Atours, grimoire et amitié (A propos de R|B, Mythologies)

Il y a dans la vie des moments magiques parce qu'ils témoignent soudain, au milieu de la suite ordinaire des jours, d'un agencement harmonieux de notre existence à travers la conscience intime que nous prenons alors de sa durée, par l'irruption d'un signe de connivence qui, trouvant son ancrage loin dans le passé, continue miraculeusement de se manifester dans le présent.

Il me faut dire tout d'abord que j'aime Barthes.

Vers 18 ans, faisant d'un retard d'inscription en hypokhâgne l'opportunité d'une année de libre exploration, la lecture de la plus grande partie de son oeuvre a été simultanément une révélation et un plaisir. Révélation d'un nouveau regard sur le monde, plaisir d'une lecture à la fois lumineuse et familière, comme une voix qui trouverait soudain en soi une résonnance singulière.

Le degré zéro de l'écriture, Michelet, Sur Racine, Les essais critiques, Système de la mode, Sade, Fourier, Loyola, Le plaisir du texte, Fragments d'un discours amoureux bien sûr, mais aussi Roland Barthes par lui-même... ces livres-là n'ont pas peu contribué à ce que cette année de libertinage vale mille fois plus qu'une année de voyages (c'est toujours la même histoire : plutôt le risque du décrochage que l'enfer du désenchantement).

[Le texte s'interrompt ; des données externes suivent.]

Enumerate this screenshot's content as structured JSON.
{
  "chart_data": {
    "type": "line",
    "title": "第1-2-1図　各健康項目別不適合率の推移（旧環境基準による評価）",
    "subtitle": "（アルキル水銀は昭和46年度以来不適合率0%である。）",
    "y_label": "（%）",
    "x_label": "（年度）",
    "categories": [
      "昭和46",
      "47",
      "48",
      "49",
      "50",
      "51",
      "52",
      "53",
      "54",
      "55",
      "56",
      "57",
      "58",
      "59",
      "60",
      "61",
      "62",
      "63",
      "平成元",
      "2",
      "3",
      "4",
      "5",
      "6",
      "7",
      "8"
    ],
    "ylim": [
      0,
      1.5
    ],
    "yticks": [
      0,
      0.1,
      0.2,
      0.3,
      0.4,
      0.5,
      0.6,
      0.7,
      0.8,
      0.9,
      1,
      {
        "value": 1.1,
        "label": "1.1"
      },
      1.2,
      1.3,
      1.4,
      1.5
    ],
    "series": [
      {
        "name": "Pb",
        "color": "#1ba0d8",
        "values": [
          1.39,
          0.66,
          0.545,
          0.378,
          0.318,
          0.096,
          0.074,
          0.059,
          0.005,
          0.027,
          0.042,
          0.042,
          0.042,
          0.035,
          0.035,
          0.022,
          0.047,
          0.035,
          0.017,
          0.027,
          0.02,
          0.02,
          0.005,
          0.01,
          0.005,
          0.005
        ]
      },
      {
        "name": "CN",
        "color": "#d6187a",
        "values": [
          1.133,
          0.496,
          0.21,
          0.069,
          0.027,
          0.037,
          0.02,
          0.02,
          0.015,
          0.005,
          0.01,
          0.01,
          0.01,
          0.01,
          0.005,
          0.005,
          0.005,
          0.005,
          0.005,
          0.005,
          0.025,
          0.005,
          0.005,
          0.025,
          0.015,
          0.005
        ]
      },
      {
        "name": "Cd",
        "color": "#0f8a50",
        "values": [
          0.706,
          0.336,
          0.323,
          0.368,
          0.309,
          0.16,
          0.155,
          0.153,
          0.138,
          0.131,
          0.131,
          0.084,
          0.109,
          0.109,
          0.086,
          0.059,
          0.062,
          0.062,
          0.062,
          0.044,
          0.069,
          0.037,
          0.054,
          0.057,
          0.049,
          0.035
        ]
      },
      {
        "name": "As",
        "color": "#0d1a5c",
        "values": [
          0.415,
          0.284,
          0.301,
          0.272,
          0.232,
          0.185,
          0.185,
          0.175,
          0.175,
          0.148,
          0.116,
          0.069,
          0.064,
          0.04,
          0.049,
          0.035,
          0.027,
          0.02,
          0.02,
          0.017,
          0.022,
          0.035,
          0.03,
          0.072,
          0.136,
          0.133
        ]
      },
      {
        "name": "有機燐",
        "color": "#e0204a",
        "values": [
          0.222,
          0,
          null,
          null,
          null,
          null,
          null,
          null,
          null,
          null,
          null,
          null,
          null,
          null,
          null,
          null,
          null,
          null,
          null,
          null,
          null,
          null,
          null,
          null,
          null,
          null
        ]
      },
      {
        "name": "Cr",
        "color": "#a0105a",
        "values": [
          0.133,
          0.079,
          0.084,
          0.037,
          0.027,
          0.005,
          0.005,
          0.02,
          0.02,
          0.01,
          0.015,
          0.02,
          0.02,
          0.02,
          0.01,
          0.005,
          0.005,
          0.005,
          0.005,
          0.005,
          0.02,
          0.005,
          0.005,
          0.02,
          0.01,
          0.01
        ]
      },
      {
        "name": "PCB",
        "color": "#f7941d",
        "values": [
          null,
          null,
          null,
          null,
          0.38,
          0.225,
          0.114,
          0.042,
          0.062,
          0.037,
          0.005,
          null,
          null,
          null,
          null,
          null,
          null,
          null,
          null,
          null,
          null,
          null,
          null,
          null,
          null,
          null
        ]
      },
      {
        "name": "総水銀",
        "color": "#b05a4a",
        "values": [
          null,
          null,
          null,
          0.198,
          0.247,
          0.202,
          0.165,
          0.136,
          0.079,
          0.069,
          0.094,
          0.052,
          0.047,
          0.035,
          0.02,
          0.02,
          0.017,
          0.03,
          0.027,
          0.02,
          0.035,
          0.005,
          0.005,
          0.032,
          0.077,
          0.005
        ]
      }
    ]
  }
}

Avec ces livres, le commentaire l'emportait sur l'oeuvre et la jouissance du discours sur le plaisir du texte. Créer, avec coeur et, de préférence, avec talent, c'était bien ; commenter, avec intelligence, c'était mieux. Plus encore, par une sorte de peur du vide (au sens de la platitude, de l'insipide, de l'ennui, etc), je fus estomaqué par la densité de Barthes, cette aptitude à saturer de sens un réel qui en semblait pourtant déserté (essayez donc de faire deux ou trois pages dignes sur les saponides et les détergents, le bifteck et les frites ou encore la photogénie électorale). Entre la poésie de Rilke et la mécanique de Sartre, il y avait donc place pour une sorte d'enchantement conceptuel du réel. Après tout, certains chercheurs en mathématiques évoquent bien leur champ d'étude comme un univers infiniment poétique.

L'un de ces textes : Mythologies, publié en 1957, eut une portée et, pour ainsi dire, une saveur particulières. Je peux bien dire que, très vite ici, sa forme, c'est-à-dire sa structure, son appareillage, sa tonalité, sa liberté-même, son intelligence avec le réel, son jeu avec les concepts, se sont imposés à moi comme la référence possible d'un projet d'ouvrage qui entreprendrait, selon une inspiration proche, de décrypter l'Amérique en bousculant la banalité trompeuse des signes qu'elle produit (le steack frites se verrait ainsi transformé en hamburger, Poujade en Huckabee, la nouvelle Citroën en Mustang Bullit, le vin en whiskey, le visage de Garbo en sourire d'Anna Nicole Smith, etc).

A part à un ami américain qui contestait l'idée même d'une culture américaine (encore un francophile), je ne crois pas avoir beaucoup parlé de cette idée. Je ne crois pas non plus, au-delà de ces années de jeunesse et de formation, avoir dit clairement que Barthes fût, sur un plan personnel, à ce point décisif (seule ombre au tableau, mais elle ne fut alors que l'habituelle bêtasse protestation de virilité adolescente : je n'aimai guère apprendre par hasard, après avoir lu les Fragments, que l'auteur fût homosexuel).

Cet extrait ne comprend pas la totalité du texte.